In vitro exosomal tau seeding assay
Tau seeding was performed using a FRET biosensor HEK293T cell line stably expressing tau-RD P301S-CFP and P301S-YFP (tau-RD cells) as described previously . To assay tau seeding capacity of exosomes purified from cultured microglia, exosomes were purified from WT or Trem2 KO microglia pre-incubated with tau oligomers and induced with LPS/ATP and resuspended in 50 μl PBS. Tau-RD cells were then exposed to 20 μl purified exosomes and transduced with Lipofectamine 2000 (#11668019, ThermoFisher) for 48 hours, and FRET activity from tau aggregation was visualized by excitation at 405 nm and consequent fluorescence at 525/50 nm was imaged using a Zeiss LSM 710 microscope. DIC images were concurrently acquired in FRET images and used to normalize FRET activity according to cell number. FRET area was calculated from positive cell signals in tau-RD cells through defined FRET-positive regions in Imaris, and FRET-positive area (μm2) was normalized over cell number; cells without FRET signals were included in the analyses.

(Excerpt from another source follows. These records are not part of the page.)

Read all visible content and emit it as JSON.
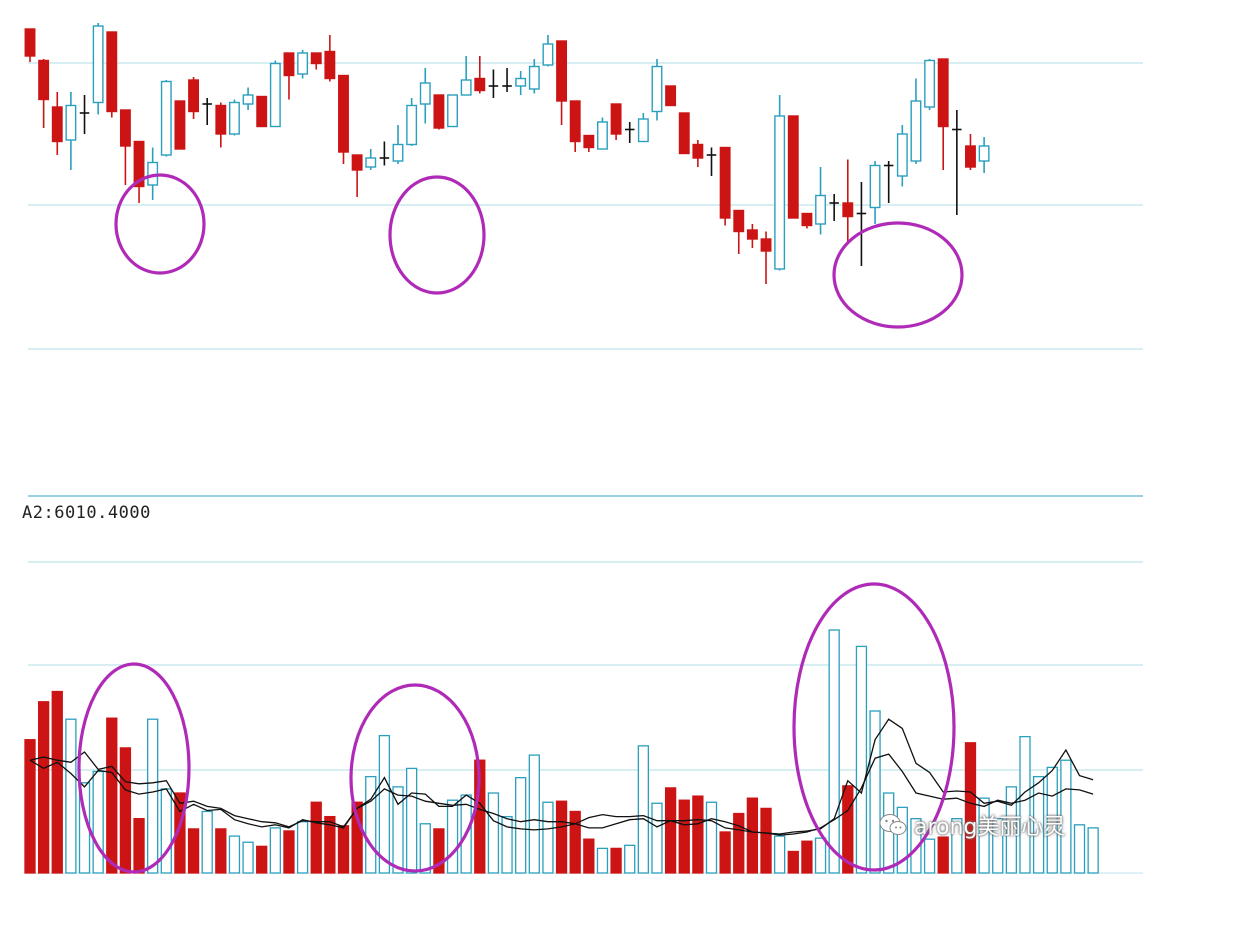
{
  "indicator_label": "A2:6010.4000",
  "watermark": {
    "text": "arong美丽心灵",
    "icon": "wechat-icon"
  },
  "colors": {
    "up": "#2a9fbe",
    "down": "#cc1414",
    "wick_dark": "#111111",
    "highlight": "#b02ab8",
    "grid": "#bfe3ec",
    "ma_line": "#111111"
  },
  "chart_data": [
    {
      "type": "candlestick",
      "title": "",
      "grid": true,
      "price_unit": "relative",
      "candles": [
        {
          "o": 97.0,
          "c": 88.0,
          "h": 97.0,
          "l": 86.0
        },
        {
          "o": 86.5,
          "c": 73.5,
          "h": 87.0,
          "l": 64.0
        },
        {
          "o": 71.0,
          "c": 59.5,
          "h": 76.0,
          "l": 55.0
        },
        {
          "o": 60.0,
          "c": 71.5,
          "h": 76.0,
          "l": 50.0
        },
        {
          "o": 69.0,
          "c": 69.0,
          "h": 75.0,
          "l": 62.0
        },
        {
          "o": 72.5,
          "c": 98.0,
          "h": 99.0,
          "l": 68.5
        },
        {
          "o": 96.0,
          "c": 69.5,
          "h": 96.0,
          "l": 67.5
        },
        {
          "o": 70.0,
          "c": 58.0,
          "h": 70.0,
          "l": 45.0
        },
        {
          "o": 59.5,
          "c": 44.5,
          "h": 59.5,
          "l": 39.0
        },
        {
          "o": 45.0,
          "c": 52.5,
          "h": 57.5,
          "l": 40.0
        },
        {
          "o": 55.0,
          "c": 79.5,
          "h": 80.0,
          "l": 54.5
        },
        {
          "o": 73.0,
          "c": 57.0,
          "h": 73.0,
          "l": 57.0
        },
        {
          "o": 80.0,
          "c": 69.5,
          "h": 81.0,
          "l": 67.0
        },
        {
          "o": 72.0,
          "c": 72.0,
          "h": 74.0,
          "l": 65.0
        },
        {
          "o": 71.5,
          "c": 62.0,
          "h": 72.5,
          "l": 57.5
        },
        {
          "o": 62.0,
          "c": 72.5,
          "h": 73.5,
          "l": 61.5
        },
        {
          "o": 72.0,
          "c": 75.0,
          "h": 77.5,
          "l": 70.0
        },
        {
          "o": 74.5,
          "c": 64.5,
          "h": 74.5,
          "l": 64.5
        },
        {
          "o": 64.5,
          "c": 85.5,
          "h": 86.5,
          "l": 64.5
        },
        {
          "o": 89.0,
          "c": 81.5,
          "h": 89.0,
          "l": 73.5
        },
        {
          "o": 82.0,
          "c": 89.0,
          "h": 90.0,
          "l": 80.5
        },
        {
          "o": 89.0,
          "c": 85.5,
          "h": 89.0,
          "l": 83.5
        },
        {
          "o": 89.5,
          "c": 80.5,
          "h": 95.0,
          "l": 79.5
        },
        {
          "o": 81.5,
          "c": 56.0,
          "h": 81.5,
          "l": 52.0
        },
        {
          "o": 55.0,
          "c": 50.0,
          "h": 55.0,
          "l": 41.0
        },
        {
          "o": 51.0,
          "c": 54.0,
          "h": 57.0,
          "l": 50.0
        },
        {
          "o": 54.0,
          "c": 54.0,
          "h": 59.5,
          "l": 51.5
        },
        {
          "o": 53.0,
          "c": 58.5,
          "h": 65.0,
          "l": 52.0
        },
        {
          "o": 58.5,
          "c": 71.5,
          "h": 74.0,
          "l": 58.0
        },
        {
          "o": 72.0,
          "c": 79.0,
          "h": 84.0,
          "l": 65.5
        },
        {
          "o": 75.0,
          "c": 64.0,
          "h": 75.0,
          "l": 63.5
        },
        {
          "o": 64.5,
          "c": 75.0,
          "h": 75.0,
          "l": 64.5
        },
        {
          "o": 75.0,
          "c": 80.0,
          "h": 88.0,
          "l": 75.0
        },
        {
          "o": 80.5,
          "c": 76.5,
          "h": 88.0,
          "l": 75.5
        },
        {
          "o": 78.0,
          "c": 78.0,
          "h": 83.5,
          "l": 74.0
        },
        {
          "o": 78.0,
          "c": 78.0,
          "h": 84.0,
          "l": 76.0
        },
        {
          "o": 78.0,
          "c": 80.5,
          "h": 83.0,
          "l": 75.0
        },
        {
          "o": 77.0,
          "c": 84.5,
          "h": 87.0,
          "l": 75.5
        },
        {
          "o": 85.0,
          "c": 92.0,
          "h": 95.0,
          "l": 84.5
        },
        {
          "o": 93.0,
          "c": 73.0,
          "h": 93.0,
          "l": 65.0
        },
        {
          "o": 73.0,
          "c": 59.5,
          "h": 73.0,
          "l": 56.0
        },
        {
          "o": 61.5,
          "c": 57.5,
          "h": 61.5,
          "l": 56.0
        },
        {
          "o": 57.0,
          "c": 66.0,
          "h": 67.5,
          "l": 57.0
        },
        {
          "o": 72.0,
          "c": 62.0,
          "h": 72.0,
          "l": 60.0
        },
        {
          "o": 63.5,
          "c": 63.5,
          "h": 66.0,
          "l": 59.0
        },
        {
          "o": 59.5,
          "c": 67.0,
          "h": 69.0,
          "l": 59.5
        },
        {
          "o": 69.5,
          "c": 84.5,
          "h": 87.0,
          "l": 66.5
        },
        {
          "o": 78.0,
          "c": 71.5,
          "h": 78.0,
          "l": 71.5
        },
        {
          "o": 69.0,
          "c": 55.5,
          "h": 69.0,
          "l": 55.5
        },
        {
          "o": 58.5,
          "c": 54.0,
          "h": 60.0,
          "l": 51.0
        },
        {
          "o": 55.0,
          "c": 55.0,
          "h": 57.5,
          "l": 48.0
        },
        {
          "o": 57.5,
          "c": 34.0,
          "h": 57.5,
          "l": 31.5
        },
        {
          "o": 36.5,
          "c": 29.5,
          "h": 36.5,
          "l": 22.0
        },
        {
          "o": 30.0,
          "c": 27.0,
          "h": 32.0,
          "l": 24.0
        },
        {
          "o": 27.0,
          "c": 23.0,
          "h": 29.5,
          "l": 12.0
        },
        {
          "o": 17.0,
          "c": 68.0,
          "h": 75.0,
          "l": 16.5
        },
        {
          "o": 68.0,
          "c": 34.0,
          "h": 68.0,
          "l": 34.0
        },
        {
          "o": 35.5,
          "c": 31.5,
          "h": 35.5,
          "l": 30.5
        },
        {
          "o": 32.0,
          "c": 41.5,
          "h": 51.0,
          "l": 28.5
        },
        {
          "o": 39.0,
          "c": 39.0,
          "h": 42.0,
          "l": 33.0
        },
        {
          "o": 39.0,
          "c": 34.5,
          "h": 53.5,
          "l": 26.0
        },
        {
          "o": 35.5,
          "c": 35.5,
          "h": 46.0,
          "l": 18.0
        },
        {
          "o": 37.5,
          "c": 51.5,
          "h": 53.0,
          "l": 32.0
        },
        {
          "o": 51.5,
          "c": 51.5,
          "h": 53.0,
          "l": 39.0
        },
        {
          "o": 48.0,
          "c": 62.0,
          "h": 65.0,
          "l": 44.5
        },
        {
          "o": 53.0,
          "c": 73.0,
          "h": 80.5,
          "l": 52.0
        },
        {
          "o": 71.0,
          "c": 86.5,
          "h": 87.0,
          "l": 70.0
        },
        {
          "o": 87.0,
          "c": 64.5,
          "h": 87.0,
          "l": 50.0
        },
        {
          "o": 63.5,
          "c": 63.5,
          "h": 70.0,
          "l": 35.0
        },
        {
          "o": 58.0,
          "c": 51.0,
          "h": 62.0,
          "l": 50.0
        },
        {
          "o": 53.0,
          "c": 58.0,
          "h": 61.0,
          "l": 49.0
        }
      ]
    },
    {
      "type": "bar",
      "title": "",
      "indicator": "A2:6010.4000",
      "series": [
        {
          "values": [
            130,
            167,
            177,
            150,
            88,
            99,
            151,
            122,
            53,
            150,
            82,
            78,
            43,
            60,
            43,
            36,
            30,
            26,
            44,
            41,
            50,
            69,
            55,
            46,
            69,
            94,
            134,
            84,
            102,
            48,
            43,
            71,
            76,
            110,
            78,
            55,
            93,
            115,
            69,
            70,
            60,
            33,
            24,
            24,
            27,
            124,
            68,
            83,
            71,
            75,
            69,
            40,
            58,
            73,
            63,
            36,
            21,
            31,
            34,
            237,
            85,
            221,
            158,
            78,
            64,
            53,
            33,
            35,
            53,
            127,
            73,
            53,
            84,
            133,
            94,
            103,
            110,
            47,
            44
          ]
        },
        {
          "values": [
            110,
            113,
            110,
            108,
            118,
            101,
            104,
            89,
            87,
            88,
            90,
            68,
            70,
            65,
            63,
            56,
            53,
            50,
            49,
            45,
            51,
            50,
            50,
            45,
            63,
            70,
            82,
            76,
            75,
            70,
            68,
            66,
            67,
            62,
            58,
            53,
            50,
            52,
            50,
            50,
            48,
            44,
            44,
            48,
            52,
            53,
            45,
            51,
            51,
            52,
            51,
            44,
            42,
            40,
            39,
            38,
            40,
            41,
            43,
            53,
            90,
            78,
            130,
            150,
            141,
            107,
            98,
            79,
            80,
            79,
            68,
            70,
            66,
            79,
            88,
            100,
            120,
            95,
            91
          ]
        },
        {
          "values": [
            110,
            102,
            108,
            97,
            84,
            100,
            98,
            81,
            77,
            79,
            82,
            60,
            67,
            61,
            62,
            52,
            48,
            45,
            47,
            44,
            52,
            49,
            47,
            44,
            63,
            72,
            93,
            67,
            78,
            77,
            65,
            65,
            76,
            68,
            51,
            45,
            43,
            42,
            43,
            45,
            48,
            54,
            57,
            55,
            55,
            56,
            51,
            51,
            47,
            48,
            53,
            50,
            46,
            40,
            39,
            37,
            38,
            40,
            44,
            52,
            61,
            83,
            112,
            116,
            99,
            78,
            75,
            72,
            73,
            68,
            65,
            71,
            68,
            71,
            78,
            75,
            82,
            81,
            77
          ]
        }
      ],
      "ma_series_count": 2
    }
  ]
}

Stereotaxic exosome injection and analysis in vivo
Exosomes were prepared from 3 × 107 tau-loaded and untreated (control), LPS/ATP-treated WT and Trem2 KO microglia as described under “Induction and purification of microglia exosomes”. Exosome pellets were resuspended in 20 μl sterile 1xPBS and 2 μl of the exosome preparations purified from WT and Trem2 KO microglia were stereotaxically injected into the DG region (coordinates: AP, − 2.0 mm; ML, ± 1.3 mm; DV, 2.1 mm) in 6 month C57BL/6 WT mice. Three weeks post-injection, mice were perfused with 4% PFA and stained with AT8 (MN1020, Thermo Fisher), β3-Tubulin (5568, Cell Signaling Technology) and DAPI to examine tau pathology. AT8-positive cells were scored in 2.5 × 105 μm2 imaging areas in independently-injected animals.
All statistical analyses were performed using R scripts (proteomics) or Graphpad Prism as indicated.